Vih

Los intentos de curar el VIH se han visto frustrados por un tipo particular de célula del sistema inmune que puede ocultar el virus. Estas células T infectadas pueden permanecer ocultas por años, lo cual dificulta que sean encontradas, estudiadas y eliminadas. Poder identificar de forma fiable estos reservorios encubiertos de células infectadas, es la mayor prioridad que tienen los investigadores del VIH, pero han tenido un éxito limitado. Sin embargo, en una investigación realizada, un grupo de virólogos logró identificar un biomarcador con el que se pueden reconocer las células infectadas latentes, abriendo nuevos horizontes en la obtención de una posible y potencial cura.

Las terapias basadas en fármacos antirretrovirales, impiden que el virus se propague por todo el cuerpo; pero debido a que una pequeña fracción de las células T infectadas se encuentran en estado latente, el genoma viral permanece en silencio y ni los medicamentos, ni el sistema inmune pueden detectar al intruso. Conocida como la “reserva latente”, estas células se convierten en un problema si un paciente deja de tomar la terapia antirretroviral ya que pueden despertar lentamente, permitiendo que el virus se replique libremente.

Monsef Benkirane, virólogo de la Universidad de Montpellier en Francia y  autor principal del estudio señala: “Desde 1996, el sueño de los investigadores ha sido ultimar estas células que se esconden en la clandestinidad; pero no teníamos manera de hacerlo, porque no teníamos manera de reconocerlas.

Pero con el trabajo realizado, se pudo identificar una proteína llamada CD32a, la cual se asienta sobre la superficie de las células T que están infectadas, pero que permanecen latentes. La proteína proporciona una manera de distinguir estas células T durmientes de otras células del sistema inmune y proporciona la esperanza de que los científicos podrían dirigirse a estas silentes células infectadas y destruirlas.

En el laboratorio, los investigadores expusieron células T en reposo, a un marcado fluorescente VIH y buscaron diferencias en la expresión génica, entre células infectadas por el virus y las células sanas. Un subconjunto de las células infectadas mostró un gen, que codifica la proteína CD32a, en las células no infectadas. Los investigadores también determinaron que la proteína se expresa en niveles significativos en células infectadas por el VIH, hallando de este modo una manera de identificar a las células que forman parte de la reserva latente del virus.
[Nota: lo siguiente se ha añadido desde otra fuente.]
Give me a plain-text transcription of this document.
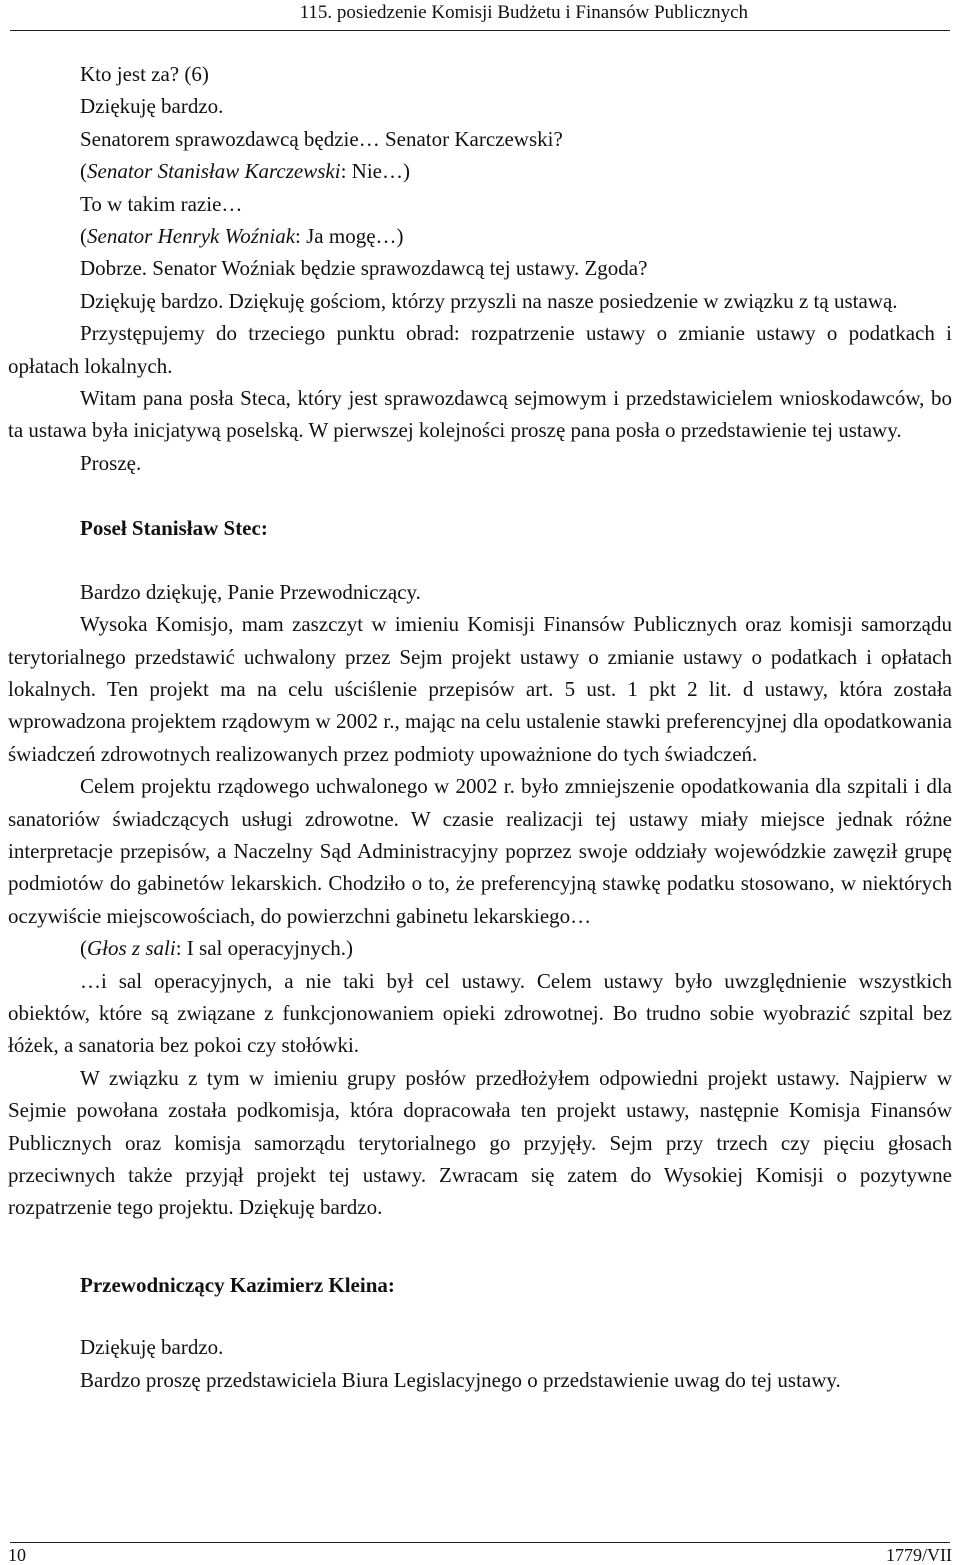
115. posiedzenie Komisji Budżetu i Finansów Publicznych

Kto jest za? (6)

Dziękuję bardzo.

Senatorem sprawozdawcą będzie… Senator Karczewski?

(Senator Stanisław Karczewski: Nie…)

To w takim razie…

(Senator Henryk Woźniak: Ja mogę…)

Dobrze. Senator Woźniak będzie sprawozdawcą tej ustawy. Zgoda?

Dziękuję bardzo. Dziękuję gościom, którzy przyszli na nasze posiedzenie w związku z tą ustawą.

Przystępujemy do trzeciego punktu obrad: rozpatrzenie ustawy o zmianie ustawy o podatkach i opłatach lokalnych.

Witam pana posła Steca, który jest sprawozdawcą sejmowym i przedstawicielem wnioskodawców, bo ta ustawa była inicjatywą poselską. W pierwszej kolejności proszę pana posła o przedstawienie tej ustawy.

Proszę.

Poseł Stanisław Stec:

Bardzo dziękuję, Panie Przewodniczący.

Wysoka Komisjo, mam zaszczyt w imieniu Komisji Finansów Publicznych oraz komisji samorządu terytorialnego przedstawić uchwalony przez Sejm projekt ustawy o zmianie ustawy o podatkach i opłatach lokalnych. Ten projekt ma na celu uściślenie przepisów art. 5 ust. 1 pkt 2 lit. d ustawy, która została wprowadzona projektem rządowym w 2002 r., mając na celu ustalenie stawki preferencyjnej dla opodatkowania świadczeń zdrowotnych realizowanych przez podmioty upoważnione do tych świadczeń.

Celem projektu rządowego uchwalonego w 2002 r. było zmniejszenie opodatkowania dla szpitali i dla sanatoriów świadczących usługi zdrowotne. W czasie realizacji tej ustawy miały miejsce jednak różne interpretacje przepisów, a Naczelny Sąd Administracyjny poprzez swoje oddziały wojewódzkie zawęził grupę podmiotów do gabinetów lekarskich. Chodziło o to, że preferencyjną stawkę podatku stosowano, w niektórych oczywiście miejscowościach, do powierzchni gabinetu lekarskiego…

(Głos z sali: I sal operacyjnych.)

…i sal operacyjnych, a nie taki był cel ustawy. Celem ustawy było uwzględnienie wszystkich obiektów, które są związane z funkcjonowaniem opieki zdrowotnej. Bo trudno sobie wyobrazić szpital bez łóżek, a sanatoria bez pokoi czy stołówki.

W związku z tym w imieniu grupy posłów przedłożyłem odpowiedni projekt ustawy. Najpierw w Sejmie powołana została podkomisja, która dopracowała ten projekt ustawy, następnie Komisja Finansów Publicznych oraz komisja samorządu terytorialnego go przyjęły. Sejm przy trzech czy pięciu głosach przeciwnych także przyjął projekt tej ustawy. Zwracam się zatem do Wysokiej Komisji o pozytywne rozpatrzenie tego projektu. Dziękuję bardzo.

Przewodniczący Kazimierz Kleina:

Dziękuję bardzo.

Bardzo proszę przedstawiciela Biura Legislacyjnego o przedstawienie uwag do tej ustawy.

10	1779/VII
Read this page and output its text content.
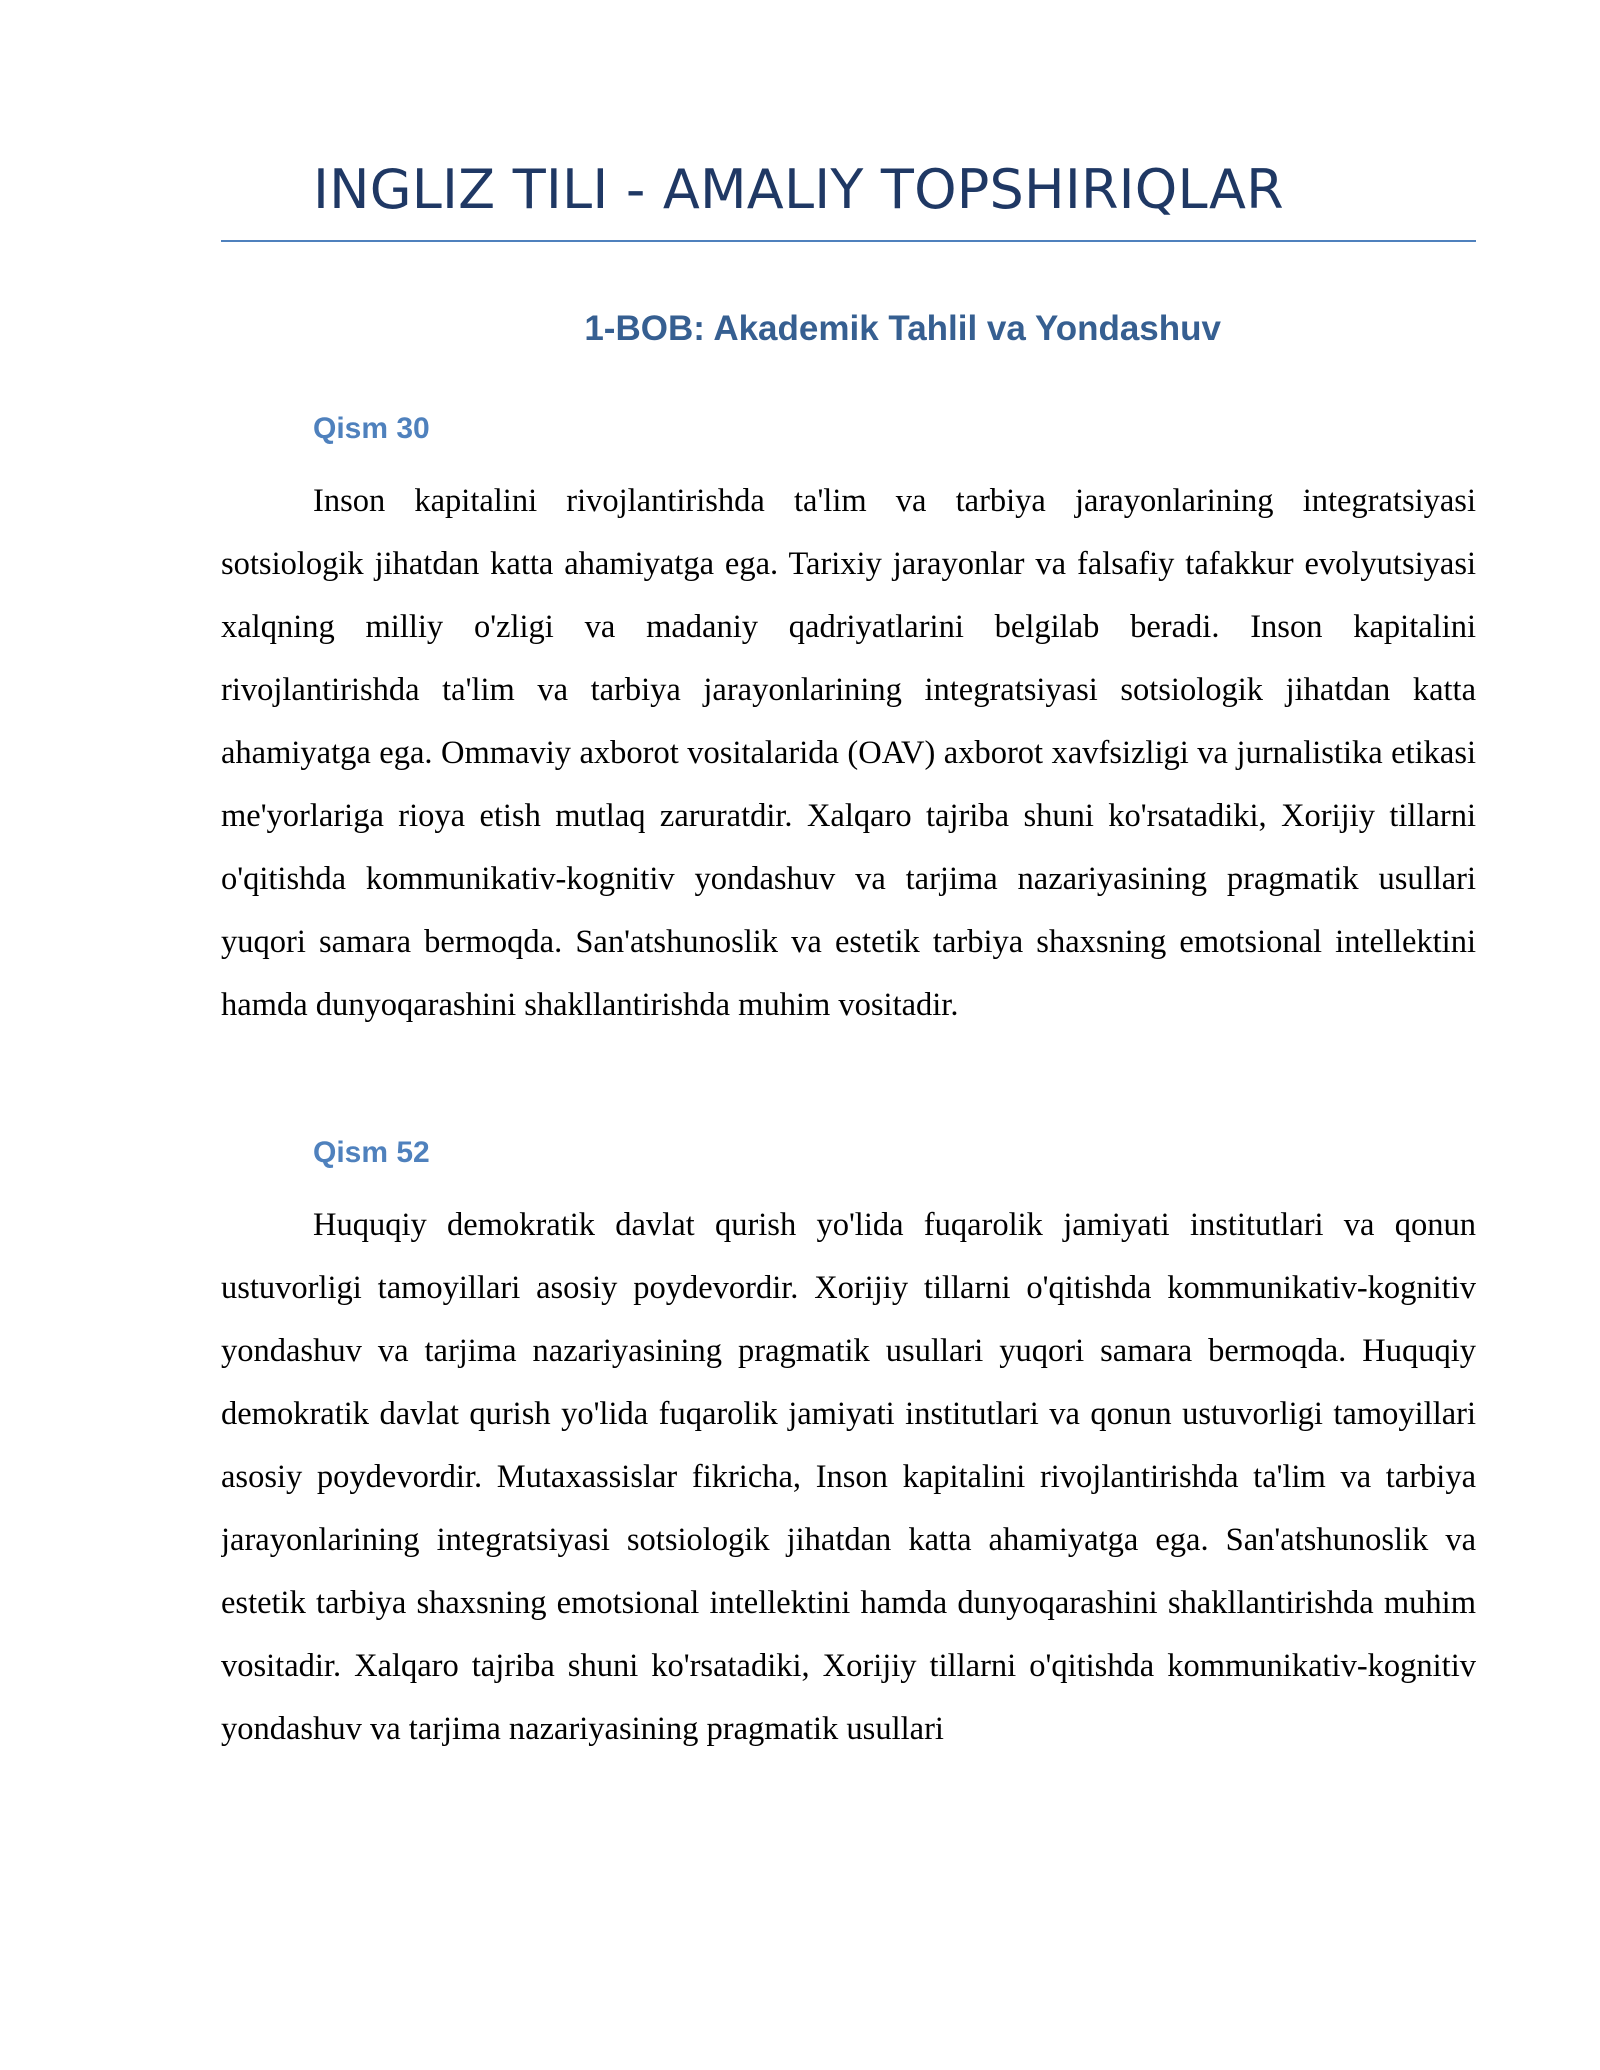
INGLIZ TILI - AMALIY TOPSHIRIQLAR
1-BOB: Akademik Tahlil va Yondashuv
Qism 30

Inson kapitalini rivojlantirishda ta'lim va tarbiya jarayonlarining integratsiyasi sotsiologik jihatdan katta ahamiyatga ega. Tarixiy jarayonlar va falsafiy tafakkur evolyutsiyasi xalqning milliy o'zligi va madaniy qadriyatlarini belgilab beradi. Inson kapitalini rivojlantirishda ta'lim va tarbiya jarayonlarining integratsiyasi sotsiologik jihatdan katta ahamiyatga ega. Ommaviy axborot vositalarida (OAV) axborot xavfsizligi va jurnalistika etikasi me'yorlariga rioya etish mutlaq zaruratdir. Xalqaro tajriba shuni ko'rsatadiki, Xorijiy tillarni o'qitishda kommunikativ-kognitiv yondashuv va tarjima nazariyasining pragmatik usullari yuqori samara bermoqda. San'atshunoslik va estetik tarbiya shaxsning emotsional intellektini hamda dunyoqarashini shakllantirishda muhim vositadir.

Qism 52

Huquqiy demokratik davlat qurish yo'lida fuqarolik jamiyati institutlari va qonun ustuvorligi tamoyillari asosiy poydevordir. Xorijiy tillarni o'qitishda kommunikativ-kognitiv yondashuv va tarjima nazariyasining pragmatik usullari yuqori samara bermoqda. Huquqiy demokratik davlat qurish yo'lida fuqarolik jamiyati institutlari va qonun ustuvorligi tamoyillari asosiy poydevordir. Mutaxassislar fikricha, Inson kapitalini rivojlantirishda ta'lim va tarbiya jarayonlarining integratsiyasi sotsiologik jihatdan katta ahamiyatga ega. San'atshunoslik va estetik tarbiya shaxsning emotsional intellektini hamda dunyoqarashini shakllantirishda muhim vositadir. Xalqaro tajriba shuni ko'rsatadiki, Xorijiy tillarni o'qitishda kommunikativ-kognitiv yondashuv va tarjima nazariyasining pragmatik usullari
Los próximos pasos serán replicar los resultados obtenidos mediante el cribado de la sangre de pacientes de diferentes géneros, etnias, edades y etapas de la enfermedad. Los científicos también harán pruebas en tejidos que normalmente infecta el VIH, incluidos los nodos estomacales y los ganglios.

Si la proteína CD32a resulta ser un marcador fiable de las células infectadas que permanecen silentes, entonces es factible usarla para desarrollar fármacos enfocados a la identificación y posterior eliminación de las células latentes del VIH, un panorama que genera gran expectativa en la comunidad científica.